BRUCKNER Symphony No 7 BATES Resurrexit

Record and Artist Details

Genre:

Orchestral

Label: Reference Recordings

Media Format: Super Audio CD

Media Runtime: 78

Mastering:

DDD

Catalogue Number: FR757

FR757SACD. BRUCKNER Symphony No 7 BATES Resurrexit

Tracks:

Composition Artist Credit
Symphony No. 7 Anton Bruckner, Composer
Manfred Honeck, Conductor
Pittsburgh Symphony Orchestra
Resurrexit Mason Bates, Composer
Manfred Honeck, Conductor
Pittsburgh Symphony Orchestra

‘I find it impossible to separate Bruckner from his deep spiritual beliefs’, writes Manfred Honeck in his notes for this recording of the Seventh Symphony. Little wonder, then, that it’s a deeply felt account of the great Adagio that sits at the heart of the performance, or that Honeck is moved to highlight an episode in the first movement that points us in the direction of the 22 bar meditation (fig W, bar 391, ‘very solemn’) that immediately precedes the coda. To the analyst, it may be simply a development of the two-bar motif we first hear in bar 12. For Honeck, in his booklet essay, it’s an act of transformation similar to – and possibly inspired by – the moment of Consecration in the Catholic Mass.

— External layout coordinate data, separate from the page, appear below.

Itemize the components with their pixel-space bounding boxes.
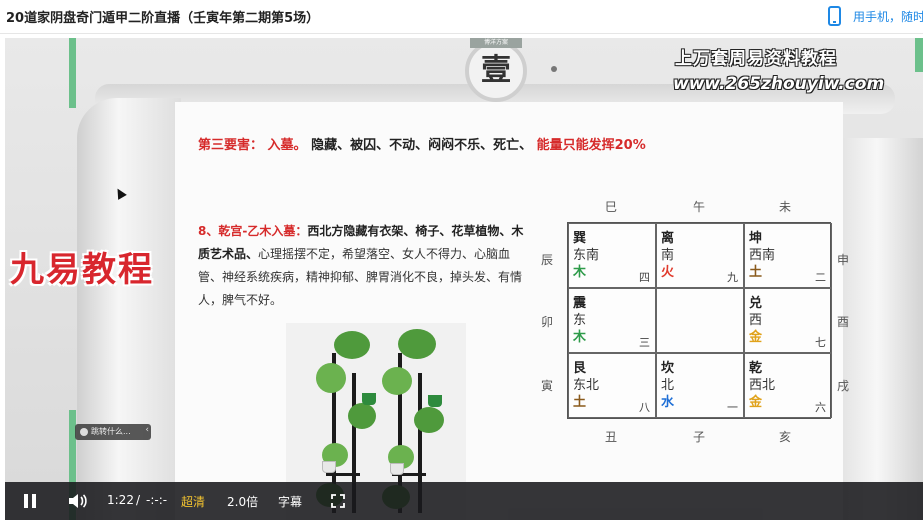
total-duration: -:-:- xyxy=(146,493,168,507)
subtitles-button[interactable]: 字幕 xyxy=(278,493,302,510)
frame-accent xyxy=(69,38,76,108)
palace-cell: 离 南 火 九 xyxy=(656,223,744,288)
phone-watch-link[interactable]: 用手机，随时 xyxy=(853,8,923,25)
palace-number: 九 xyxy=(727,271,738,284)
paragraph-title: 8、乾宫-乙木入墓： xyxy=(198,224,308,238)
stand-shelf xyxy=(326,473,360,476)
branch-bottom-1: 丑 xyxy=(604,430,617,444)
palace-number: 四 xyxy=(639,271,650,284)
watermark-url: www.265zhouyiw.com xyxy=(673,74,885,94)
branch-left-3: 寅 xyxy=(540,379,553,393)
palace-element: 木 xyxy=(573,330,587,345)
palace-element: 水 xyxy=(661,395,675,410)
branch-top-1: 巳 xyxy=(604,200,617,214)
heading-middle: 隐藏、被囚、不动、闷闷不乐、死亡、 xyxy=(311,138,533,153)
branch-top-3: 未 xyxy=(778,200,791,214)
pause-icon[interactable] xyxy=(24,494,36,508)
palace-cell: 震 东 木 三 xyxy=(568,288,656,353)
plant-leaves xyxy=(348,403,376,429)
plant-leaves xyxy=(398,329,436,359)
palace-cell: 乾 西北 金 六 xyxy=(744,353,832,418)
palace-number: 六 xyxy=(815,401,826,414)
frame-accent xyxy=(915,38,923,72)
branch-left-1: 辰 xyxy=(540,253,553,267)
branch-right-2: 酉 xyxy=(836,315,849,329)
slide-paragraph: 8、乾宫-乙木入墓：西北方隐藏有衣架、椅子、花草植物、木质艺术品、心理摇摆不定，… xyxy=(198,220,534,312)
time-separator: / xyxy=(136,493,141,507)
volume-icon[interactable] xyxy=(68,493,88,509)
plant-pot xyxy=(362,393,376,405)
palace-element: 土 xyxy=(749,265,763,280)
branch-left-2: 卯 xyxy=(540,315,553,329)
palace-cell: 兑 西 金 七 xyxy=(744,288,832,353)
nine-palace-grid: 巽 东南 木 四 离 南 火 九 坤 西南 土 二 震 东 木 三 兑 西 金 … xyxy=(567,222,832,419)
palace-number: 三 xyxy=(639,336,650,349)
branch-right-3: 戌 xyxy=(836,379,849,393)
heading-tail: 能量只能发挥20% xyxy=(536,138,646,153)
palace-element: 土 xyxy=(573,395,587,410)
page-title: 20道家阴盘奇门遁甲二阶直播（壬寅年第二期第5场） xyxy=(6,11,320,26)
plant-leaves xyxy=(382,367,412,395)
palace-element: 火 xyxy=(661,265,675,280)
palace-number: 七 xyxy=(815,336,826,349)
plant-pot xyxy=(428,395,442,407)
speed-button[interactable]: 2.0倍 xyxy=(227,493,258,510)
plant-pot xyxy=(322,461,336,473)
player-control-bar: 1:22 / -:-:- 超清 2.0倍 字幕 xyxy=(5,482,923,520)
seal-char: 壹 xyxy=(481,53,511,88)
plant-pot xyxy=(390,463,404,475)
plant-leaves xyxy=(316,363,346,393)
toast-collapse-icon[interactable]: ‹ xyxy=(145,425,149,435)
palace-cell: 艮 东北 土 八 xyxy=(568,353,656,418)
branch-bottom-3: 亥 xyxy=(778,430,791,444)
palace-element: 金 xyxy=(749,330,763,345)
palace-cell: 坎 北 水 一 xyxy=(656,353,744,418)
branch-right-1: 申 xyxy=(836,253,849,267)
branch-top-2: 午 xyxy=(692,200,705,214)
seal-badge: 壹 xyxy=(465,40,527,102)
fullscreen-icon[interactable] xyxy=(331,494,345,508)
palace-number: 八 xyxy=(639,401,650,414)
heading-prefix: 第三要害： xyxy=(198,138,264,153)
scroll-left-roll xyxy=(77,98,181,520)
plant-leaves xyxy=(334,331,370,359)
current-time: 1:22 xyxy=(107,493,134,507)
palace-cell: 巽 东南 木 四 xyxy=(568,223,656,288)
brand-overlay: 九易教程 xyxy=(10,250,154,290)
heading-key: 入墓。 xyxy=(267,138,307,153)
toast-icon xyxy=(80,428,88,436)
palace-number: 一 xyxy=(727,401,738,414)
palace-number: 二 xyxy=(815,271,826,284)
decor-dot xyxy=(551,66,557,72)
toast-text: 跳转什么... xyxy=(91,427,131,436)
palace-element: 木 xyxy=(573,265,587,280)
quality-button[interactable]: 超清 xyxy=(181,493,205,510)
seal-tag: 博洋方案 xyxy=(470,38,522,48)
phone-icon[interactable] xyxy=(828,6,841,26)
watermark-title: 上万套周易资料教程 xyxy=(675,49,837,69)
video-frame: 壹 博洋方案 上万套周易资料教程 www.265zhouyiw.com 第三要害… xyxy=(5,38,923,520)
palace-cell-center xyxy=(656,288,744,353)
video-player[interactable]: 壹 博洋方案 上万套周易资料教程 www.265zhouyiw.com 第三要害… xyxy=(5,38,923,520)
jump-toast[interactable]: 跳转什么... ‹ xyxy=(75,424,151,440)
branch-bottom-2: 子 xyxy=(692,430,705,444)
plant-leaves xyxy=(414,407,444,433)
top-bar: 20道家阴盘奇门遁甲二阶直播（壬寅年第二期第5场） 用手机，随时 xyxy=(0,0,923,34)
palace-element: 金 xyxy=(749,395,763,410)
palace-cell: 坤 西南 土 二 xyxy=(744,223,832,288)
slide-heading: 第三要害： 入墓。 隐藏、被囚、不动、闷闷不乐、死亡、 能量只能发挥20% xyxy=(198,134,646,153)
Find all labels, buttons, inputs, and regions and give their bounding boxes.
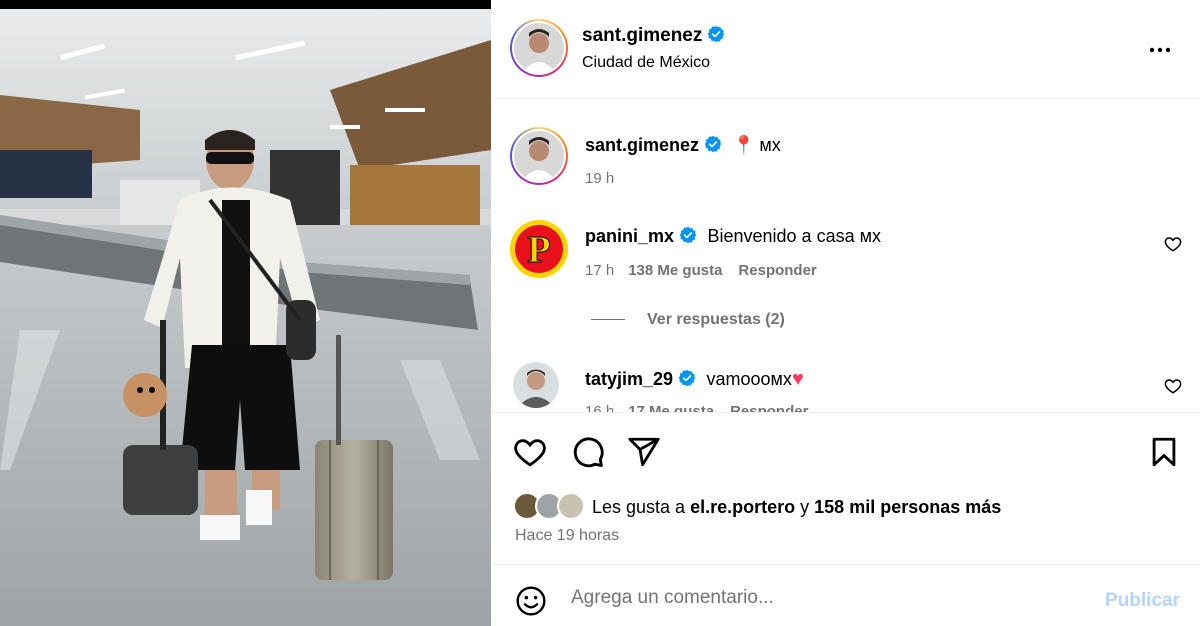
comment-age[interactable]: 17 h <box>585 262 614 279</box>
red-heart-emoji: ♥ <box>791 368 804 390</box>
caption: sant.gimenez 📍 мх <box>585 135 781 156</box>
comment-text: vamoooмх <box>706 369 792 389</box>
liker-avatar[interactable] <box>557 492 585 520</box>
like-heart-icon[interactable] <box>513 435 547 469</box>
post-actions: Les gusta a el.re.portero y 158 mil pers… <box>491 412 1200 564</box>
share-send-icon[interactable] <box>627 435 661 469</box>
verified-badge-icon <box>708 25 725 43</box>
author-username-text[interactable]: sant.gimenez <box>582 25 702 46</box>
caption-meta: 19 h <box>585 170 614 187</box>
comment-like-heart-icon[interactable] <box>1164 235 1182 253</box>
comment-input[interactable] <box>571 583 1071 613</box>
commenter-avatar[interactable] <box>513 362 559 408</box>
verified-badge-icon <box>704 135 722 153</box>
replies-divider <box>591 319 625 321</box>
commenter-avatar[interactable]: P <box>510 220 568 278</box>
save-bookmark-icon[interactable] <box>1147 435 1181 469</box>
caption-age[interactable]: 19 h <box>585 170 614 187</box>
caption-text: мх <box>759 135 781 155</box>
likes-prefix: Les gusta a <box>592 497 686 517</box>
view-replies-label[interactable]: Ver respuestas (2) <box>647 311 785 328</box>
svg-text:P: P <box>527 229 550 271</box>
post-header: sant.gimenez Ciudad de México <box>491 0 1200 99</box>
author-avatar[interactable] <box>510 19 568 77</box>
caption-username[interactable]: sant.gimenez <box>585 135 699 155</box>
caption-avatar[interactable] <box>510 127 568 185</box>
likes-summary[interactable]: Les gusta a el.re.portero y 158 mil pers… <box>592 497 1001 518</box>
likes-count[interactable]: 158 mil personas más <box>814 497 1001 517</box>
author-username[interactable]: sant.gimenez <box>582 25 725 47</box>
comments-section[interactable]: sant.gimenez 📍 мх 19 h P panini_mx Bienv… <box>491 100 1200 412</box>
view-replies-button[interactable]: Ver respuestas (2) <box>591 311 785 329</box>
emoji-smiley-icon[interactable] <box>515 585 547 617</box>
comment-composer: Publicar <box>491 564 1200 626</box>
comment-bubble-icon[interactable] <box>571 435 605 469</box>
verified-badge-icon <box>678 369 696 387</box>
reply-button[interactable]: Responder <box>738 262 816 279</box>
comment-username[interactable]: panini_mx <box>585 226 674 246</box>
comment-like-heart-icon[interactable] <box>1164 377 1182 395</box>
comment-like-count[interactable]: 17 Me gusta <box>628 403 714 412</box>
post-photo[interactable] <box>0 0 491 626</box>
comment-age[interactable]: 16 h <box>585 403 614 412</box>
post-timestamp[interactable]: Hace 19 horas <box>515 527 619 545</box>
verified-badge-icon <box>679 226 697 244</box>
comment-username[interactable]: tatyjim_29 <box>585 369 673 389</box>
more-options-button[interactable] <box>1148 38 1172 69</box>
comment-text: Bienvenido a casa мх <box>707 226 881 246</box>
post-location[interactable]: Ciudad de México <box>582 54 710 72</box>
more-horizontal-icon <box>1149 47 1171 53</box>
liker-username[interactable]: el.re.portero <box>690 497 795 517</box>
comment-like-count[interactable]: 138 Me gusta <box>628 262 722 279</box>
pin-emoji: 📍 <box>732 135 755 155</box>
reply-button[interactable]: Responder <box>730 403 808 412</box>
post-sidebar: sant.gimenez Ciudad de México sant.gimen… <box>491 0 1200 626</box>
publish-button[interactable]: Publicar <box>1105 590 1180 612</box>
likes-joiner: y <box>800 497 810 517</box>
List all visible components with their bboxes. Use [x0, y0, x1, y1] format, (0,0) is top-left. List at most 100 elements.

This most beautiful of opening movements is very much a law unto itself, creating private pathways through competing tonalities. In a structure that takes little notice of conventional sonata form, the thematically rich opening paragraph has an unbroken span of 164 bars, after which there are 246 bars of absorbed exploration before we reach the coda.

It’s also a movement that sounds as well in a performance that takes six minutes to traverse those 164 bars (Horenstein in Berlin in 1929) or eight and a half (Celibidache in Munich in 1994). Honeck takes 7'42", the same as Bruno Walter in Los Angeles in 1961 or Karajan in his gloriously long-drawn 1971 EMI recording (1/72).

What mystified me about the Honeck is why this 164-bar exposition seemed so episodic. In the end, I put it down to the pianissimo string tremolos and occasional phrase ends being played without sufficient volume or ‘carry’. In the context of so broad a tempo, they can all too easily end up generating what sound like commas or mini pauses.

Honeck, like Carlo Maria Giulini, began his career as a viola player, which explains why both conduct a Seventh whose defining string sound comes, as it should, from the second violins, violas and cellos. The Pittsburgh players, antiphonally spaced, are superb. And that’s not the only fine playing. I think of the high-lying first violins and a solo flute near the Adagio’s end, as numinously charged as TS Eliot’s ‘dove descending’.

What we don’t have here is that top-to-bottom heavyweight woodwind, brass and string sonority that’s the mark of the great Austro-German Bruckner orchestras – a sonority that helps create the kind of recorded sound we have on Herbert Blomstedt’s famous 1980 Dresden Lukaskirche version (now on MDG) or the Munich Celibidache (Warner). It also explains why Mason Bates’s Resurrexit might appear to be better recorded than the Bruckner. It isn’t, but its exotic sound palette is perhaps more congenial to the orchestra. And, at 11 minutes, Resurrexit can be played without any cross-editing. The disc derives from three live performances, which might be why a well-judged account of Bruckner’s finale has an underpowered final nine bars that seem out of kilter with what’s gone before.

Resurrexit, an orchestral meditation on the Easter story painted in Middle Eastern colours, was commissioned for Honeck’s 60th birthday in 2018. Aside from the use of a Semantron, a large wooden plank used by Byzantine monks as a call to prayer, the language is not far removed from that of, say, Stravinsky’s Firebird. But why not? It does the trick. The orchestra play the piece superbly, as I imagine only they can.